Federal officials insist the change to workplace safety rules is reasonable.
“COVID-19 has had a devastating impact on workers, and we continue to see dangerous levels of cases,” U.S. Labor Secretary Marty Walsh said in a Thursday news release about the emergency OSHA rule. “We must take action to implement this emergency temporary standard to contain the virus and protect people in the workplace against the grave danger of COVID-19.”
The rule released Thursday does not threaten noncompliant employees with termination, but rather implements new requirements for employers in a stated effort to “protect unvaccinated workers from the risk of contracting COVID-19 at work.” The rule states that private businesses have until Jan. 4 to require vaccines for their employees or implement weekly testing and masking for unvaccinated employees. An individual infraction can cost employers up to $14,000.
The rule also requires employers to maintain an updated record of the vaccination status of individual employees and “obtain acceptable proof of vaccination” from those who have been inoculated. Additionally, employers must have a plan for reporting positive COVID-19 tests and temporarily removing those employees from worksites where they could infect others, regardless of the person’s vaccination status.
According to a Montana Free Press analysis of 2019 U.S. census data, roughly 100,000 Montanans on the payrolls of 411 large employers across the state could be impacted by the OSHA rule. Employers in health care, social assistance and retail make up the bulk of that category.
The Friday lawsuit disputes the labor department’s characterization of the rule as part of an emergency response, claiming that it was drafted to fit a policy announced by Biden in September. The lawsuit also says the OSHA rule was “shoe-horned” into workplace safety statutes that were “never intended to federalize public-health policy.”
The chief legal officer for the labor department rebutted that statement Friday, writing that the agency is confident in its legal authority to issue new safety standards in an effort to protect workers subjected to “grave danger.”
“In particular, this [emergency rule] preempts any state or local requirements that ban or limit an employer’s authority to require vaccination, face covering, or testing. The new emergency temporary standard is well within OSHA’s authority under the law and is consistent with OSHA’s requirements to protect the health and safety of workers,” Solicitor of Labor Seema Nanda said in an emailed statement. “We are fully prepared to defend this standard in court.”
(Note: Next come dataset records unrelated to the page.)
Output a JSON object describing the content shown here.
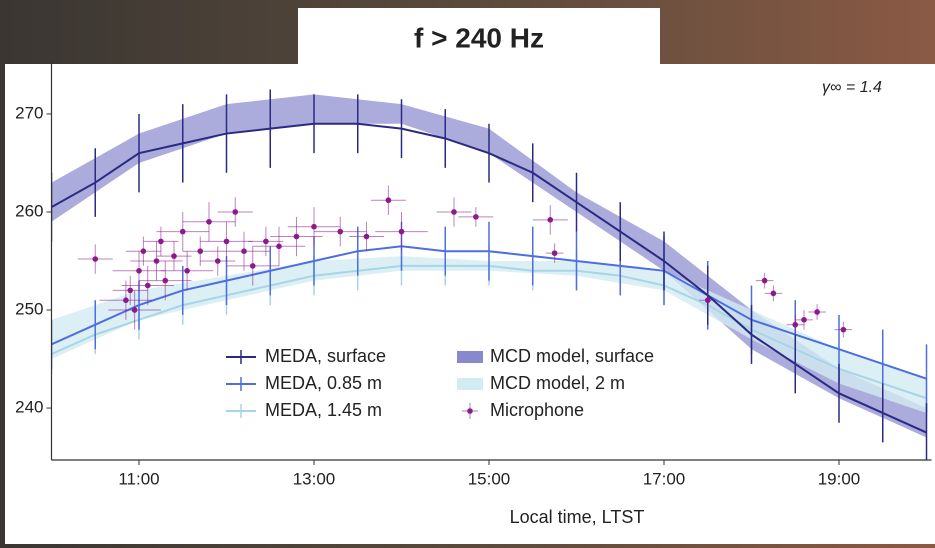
{
  "chart_data": {
    "type": "line",
    "title": "f > 240 Hz",
    "x_label": "Local time, LTST",
    "annotation": "γ∞ = 1.4",
    "xlim": [
      10,
      20
    ],
    "ylim": [
      234.7,
      275.3
    ],
    "xticks": [
      {
        "value": 11,
        "label": "11:00"
      },
      {
        "value": 13,
        "label": "13:00"
      },
      {
        "value": 15,
        "label": "15:00"
      },
      {
        "value": 17,
        "label": "17:00"
      },
      {
        "value": 19,
        "label": "19:00"
      }
    ],
    "yticks": [
      240,
      250,
      260,
      270
    ],
    "bands": [
      {
        "name": "MCD model, surface",
        "color": "#8889cc",
        "x": [
          10,
          11,
          12,
          13,
          14,
          15,
          16,
          17,
          18,
          19,
          20
        ],
        "lower": [
          259,
          265,
          268,
          269,
          269,
          266,
          260,
          254,
          246,
          241,
          237
        ],
        "upper": [
          263,
          268,
          271,
          272,
          271,
          268.5,
          262,
          257,
          250,
          244,
          240
        ]
      },
      {
        "name": "MCD model, 2 m",
        "color": "#d3ebf3",
        "x": [
          10,
          11,
          12,
          13,
          14,
          15,
          16,
          17,
          18,
          19,
          20
        ],
        "lower": [
          245,
          249,
          251,
          253,
          254,
          254,
          253.5,
          252,
          247,
          242.5,
          239.5
        ],
        "upper": [
          249,
          252,
          253.5,
          255,
          255.5,
          255,
          255,
          254,
          250,
          246,
          243
        ]
      }
    ],
    "series": [
      {
        "name": "MEDA, surface",
        "color": "#2a2a85",
        "x": [
          10,
          10.5,
          11,
          11.5,
          12,
          12.5,
          13,
          13.5,
          14,
          14.5,
          15,
          15.5,
          16,
          16.5,
          17,
          17.5,
          18,
          18.5,
          19,
          19.5,
          20
        ],
        "values": [
          260.5,
          263,
          266,
          267,
          268,
          268.5,
          269,
          269,
          268.5,
          267.5,
          266,
          264,
          261,
          258,
          255,
          251.5,
          247.5,
          244.5,
          241.5,
          239.5,
          237.5
        ],
        "errors": [
          3.5,
          3.5,
          4,
          4,
          4,
          4,
          3,
          3,
          3,
          3,
          3,
          3,
          3,
          3,
          3,
          3,
          3,
          3,
          3,
          3,
          3
        ]
      },
      {
        "name": "MEDA, 0.85 m",
        "color": "#4c6ee0",
        "x": [
          10,
          10.5,
          11,
          11.5,
          12,
          12.5,
          13,
          13.5,
          14,
          14.5,
          15,
          15.5,
          16,
          16.5,
          17,
          17.5,
          18,
          18.5,
          19,
          19.5,
          20
        ],
        "values": [
          246.5,
          248.5,
          250.5,
          252,
          253,
          254,
          255,
          256,
          256.5,
          256,
          256,
          255.5,
          255,
          254.5,
          254,
          251.5,
          249,
          247.5,
          246,
          244.5,
          243
        ],
        "errors": [
          2.5,
          2.5,
          2.5,
          2.5,
          2.5,
          2.5,
          2.5,
          2.5,
          2.5,
          2.5,
          3,
          3,
          3,
          3,
          3.5,
          3.5,
          3.5,
          3.5,
          3.5,
          3.5,
          3.5
        ]
      },
      {
        "name": "MEDA, 1.45 m",
        "color": "#a6d6e6",
        "x": [
          10,
          10.5,
          11,
          11.5,
          12,
          12.5,
          13,
          13.5,
          14,
          14.5,
          15,
          15.5,
          16,
          16.5,
          17,
          17.5,
          18,
          18.5,
          19,
          19.5,
          20
        ],
        "values": [
          245.5,
          247.5,
          249,
          250.5,
          251.5,
          252.5,
          253.5,
          254,
          254.5,
          254.5,
          254.5,
          254,
          254,
          253.5,
          252.5,
          250.5,
          248,
          246,
          244,
          242.5,
          241
        ],
        "errors": [
          2,
          2,
          2,
          2,
          2,
          2,
          2,
          2,
          2,
          2,
          2,
          2,
          2,
          2,
          2,
          2,
          2,
          2,
          2,
          2,
          2
        ]
      }
    ],
    "microphone": {
      "name": "Microphone",
      "color": "#8b1a8b",
      "x": [
        10.5,
        10.85,
        10.9,
        10.95,
        11.0,
        11.05,
        11.1,
        11.2,
        11.25,
        11.3,
        11.4,
        11.5,
        11.55,
        11.7,
        11.8,
        11.9,
        12.0,
        12.1,
        12.2,
        12.3,
        12.45,
        12.6,
        12.8,
        13.0,
        13.3,
        13.6,
        13.85,
        14.0,
        14.6,
        14.85,
        15.7,
        15.75,
        17.5,
        18.15,
        18.25,
        18.5,
        18.6,
        18.75,
        19.05
      ],
      "values": [
        255.2,
        251,
        252,
        250,
        254,
        256,
        252.5,
        255,
        257,
        253,
        255.5,
        258,
        254,
        256,
        259,
        255,
        257,
        260,
        256,
        254.5,
        257,
        256.5,
        257.5,
        258.5,
        258,
        257.5,
        261.2,
        258,
        260,
        259.5,
        259.2,
        255.8,
        251,
        253,
        251.7,
        248.5,
        249,
        249.8,
        248
      ],
      "xerr": [
        0.2,
        0.3,
        0.2,
        0.3,
        0.3,
        0.2,
        0.3,
        0.3,
        0.2,
        0.3,
        0.2,
        0.3,
        0.3,
        0.2,
        0.3,
        0.2,
        0.3,
        0.2,
        0.3,
        0.3,
        0.2,
        0.3,
        0.3,
        0.3,
        0.3,
        0.2,
        0.2,
        0.3,
        0.2,
        0.2,
        0.2,
        0.1,
        0.1,
        0.1,
        0.1,
        0.1,
        0.1,
        0.1,
        0.1
      ],
      "yerr": [
        1.5,
        2,
        1.5,
        2,
        2,
        1.5,
        2,
        2,
        1.5,
        2,
        1.5,
        2,
        2,
        1.5,
        2,
        1.5,
        2,
        1.5,
        2,
        2,
        1.5,
        2,
        2,
        2,
        1.5,
        1.5,
        1.5,
        2,
        1.5,
        1,
        1.5,
        1,
        0.8,
        0.8,
        0.8,
        1,
        1,
        0.8,
        0.8
      ]
    }
  }
}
This week’s lawsuit follows another legal clash over the federal vaccine requirement that applies to future or renewed federal contractors. That case, filed in federal court for the eastern district of Missouri, was brought by many of the same states suing against the OSHA rule, including Montana.
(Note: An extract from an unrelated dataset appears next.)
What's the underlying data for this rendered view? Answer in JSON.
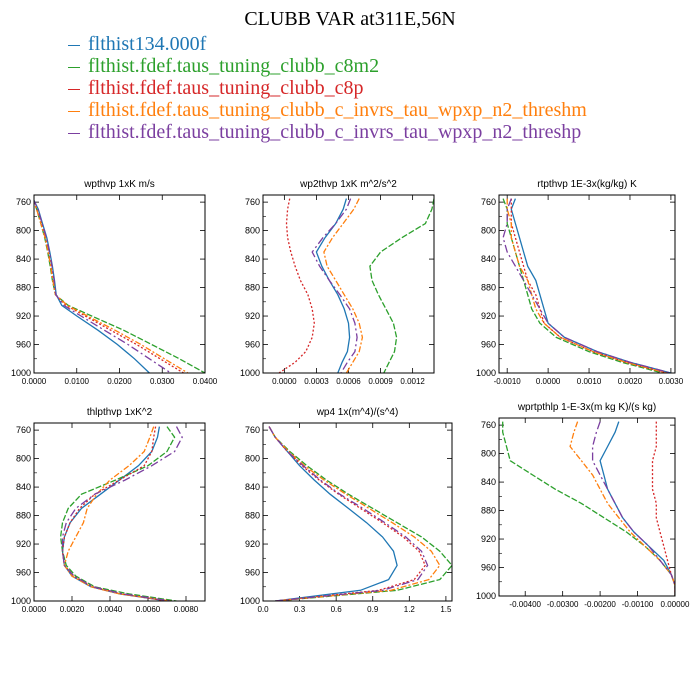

Knudsen is also defending Montana’s recently passed House Bill 702, which broadly prohibits discrimination or disparate treatment based on vaccination status. That policy is being challenged by private employers, the Montana Medical Association and the Montana Nurses Association in lawsuits brought in state and federal court.
This story was updated Nov. 5, 2021, to include comment from the U.S. Department of Labor.